Unsupervised Ranking of Treatment-Related Infection Risk Factors in Pediatric Acute Leukemia
Abstract
Introduction: Acute leukemia (AL) pediatric patients with Acute Myeloid or Lymphoblastic Leukemia undergo intense anti-neoplastic treatments including chemotherapy, hematopoietic stem cell transplant (HSCT), and immunotherapy. While survival rates have improved, treatment-related infection remains a dominant morbidity and cause of death.

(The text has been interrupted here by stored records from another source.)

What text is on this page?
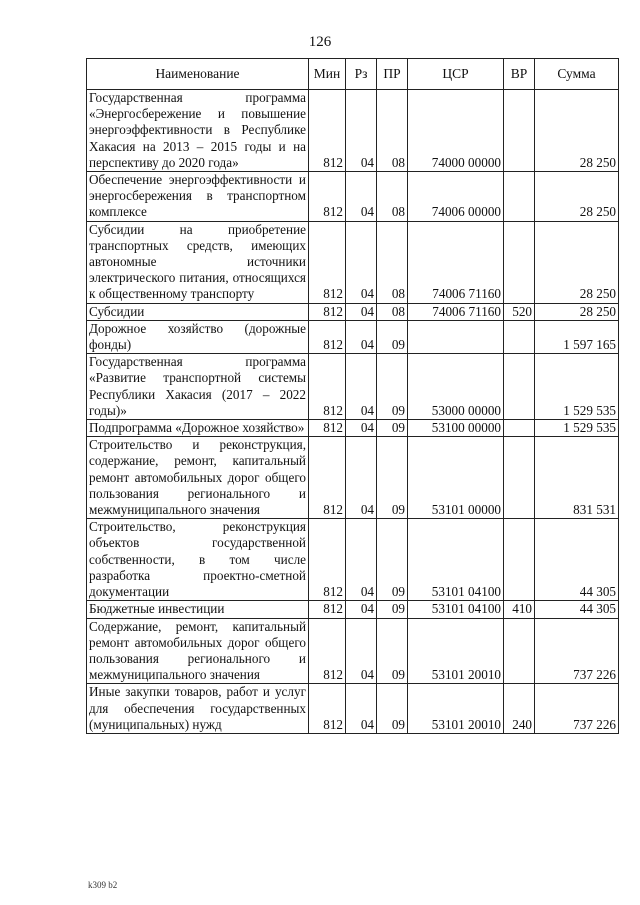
126
Наименование	Мин	Рз	ПР	ЦСР	ВР	Сумма
Государственная программа «Энергосбережение и повышение энергоэффективности в Республике Хакасия на 2013 – 2015 годы и на перспективу до 2020 года»	812	04	08	74000 00000		28 250
Обеспечение энергоэффективности и энергосбережения в транспортном комплексе	812	04	08	74006 00000		28 250
Субсидии на приобретение транспортных средств, имеющих автономные источники электрического питания, относящихся к общественному транспорту	812	04	08	74006 71160		28 250
Субсидии	812	04	08	74006 71160	520	28 250
Дорожное хозяйство (дорожные фонды)	812	04	09			1 597 165
Государственная программа «Развитие транспортной системы Республики Хакасия (2017 – 2022 годы)»	812	04	09	53000 00000		1 529 535
Подпрограмма «Дорожное хозяйство»	812	04	09	53100 00000		1 529 535
Строительство и реконструкция, содержание, ремонт, капитальный ремонт автомобильных дорог общего пользования регионального и межмуниципального значения	812	04	09	53101 00000		831 531
Строительство, реконструкция объектов государственной собственности, в том числе разработка проектно-сметной документации	812	04	09	53101 04100		44 305
Бюджетные инвестиции	812	04	09	53101 04100	410	44 305
Содержание, ремонт, капитальный ремонт автомобильных дорог общего пользования регионального и межмуниципального значения	812	04	09	53101 20010		737 226
Иные закупки товаров, работ и услуг для обеспечения государственных (муниципальных) нужд	812	04	09	53101 20010	240	737 226
k309 b2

Antibacterial prophylaxis is induced to counteract therapeutic neutropenia, but must be prescribed sparingly. The goal of this unsupervised machine learning (ML) literature mining was to identify which factors should be included into a future supervised ML algorithm to optimally predict when AL patients should receive antibacterial prophylaxis.
Materials and Methods: SemNet is a novel literature based discovery (LBD) tool that utilizes a Neo4j graphical network of heterogeneous semantic relationships harvested from 30 million+ peer-reviewed PubMed articles. This biomedical concept graph consists of approximately 300,000 nodes connected by nearly 20,000,000 edges; nodes represent Unified Medical Language System (UMLS) literature concepts, while edges represent predications (affects, modulates, increases, etc.). SemNet queries return a list of potential risk factors related to specified target nodes. These risk factors are then ranked by their relative predictive strength using two scoring methods: hetesim and novelty. Hetesim scores employ unsupervised ML to rank features agnostically, generating rankings normalized with respect to literature prevalence, while novelty scores downweight literature prevalence to emphasize lesser-investigated predictive factors that suggest higher importance. Twenty simulations ranked risk factors related to either “AML” or “ALL” and “Infection” target nodes, one run for each node type of degree >50, yielding 20 lists of over 50 nodes ranked by novelty and hetesim scores. The top 20% hetesim rankings were used to assemble a comprehensive list of highly ranked risk factors predicting infectious complications.
Results and Discussion: Notable results consisted of high Hetesim ranked risk factors (H) common to both AL subtypes include pancytopenia (AML:H1, ALL:H4), neutropenia (AML:H4, ALL:H6), and thrombocytopenia (AML:H6, ALL:H9) or comorbid disorders i.e. aplastic anemia (AML:H3, ALL:H2) and hematological disease (AML:H5, ALL:H3). Thus, low red cells and platelets, and not just low white cells, are contributing to higher infectious risk. Of note was the elevated ranking of Graft-vs-Host Disease (AML:H2, ALL:H1) paired with bone marrow transplantation (BMT) (AML:H3, ALL H1), allogeneic BMT (AML:H1, ALL:H2), HSCT (AML:H2, ALL:H5), autologous SCT (AML H7, ALL:H8) and other stem cell therapies (SCT); this indicates SCT is most correlated with infection, followed by high-dose chemotherapy (AML:H6, ALL:H3) and Whole-Body Irradiation (AML: H6, ALL:H8).
Conclusion: : Complete peripheral blood counts and categorical treatment type (especially transplant or SCT) are most predictive of patients at high risk for treatment-related infection. Future SemNet simulations will examine specific viral, bacterial, and fungal infection correlation. Study results assist in variable selection for an algorithm to predict when pediatric patients should receive infection prophylaxis.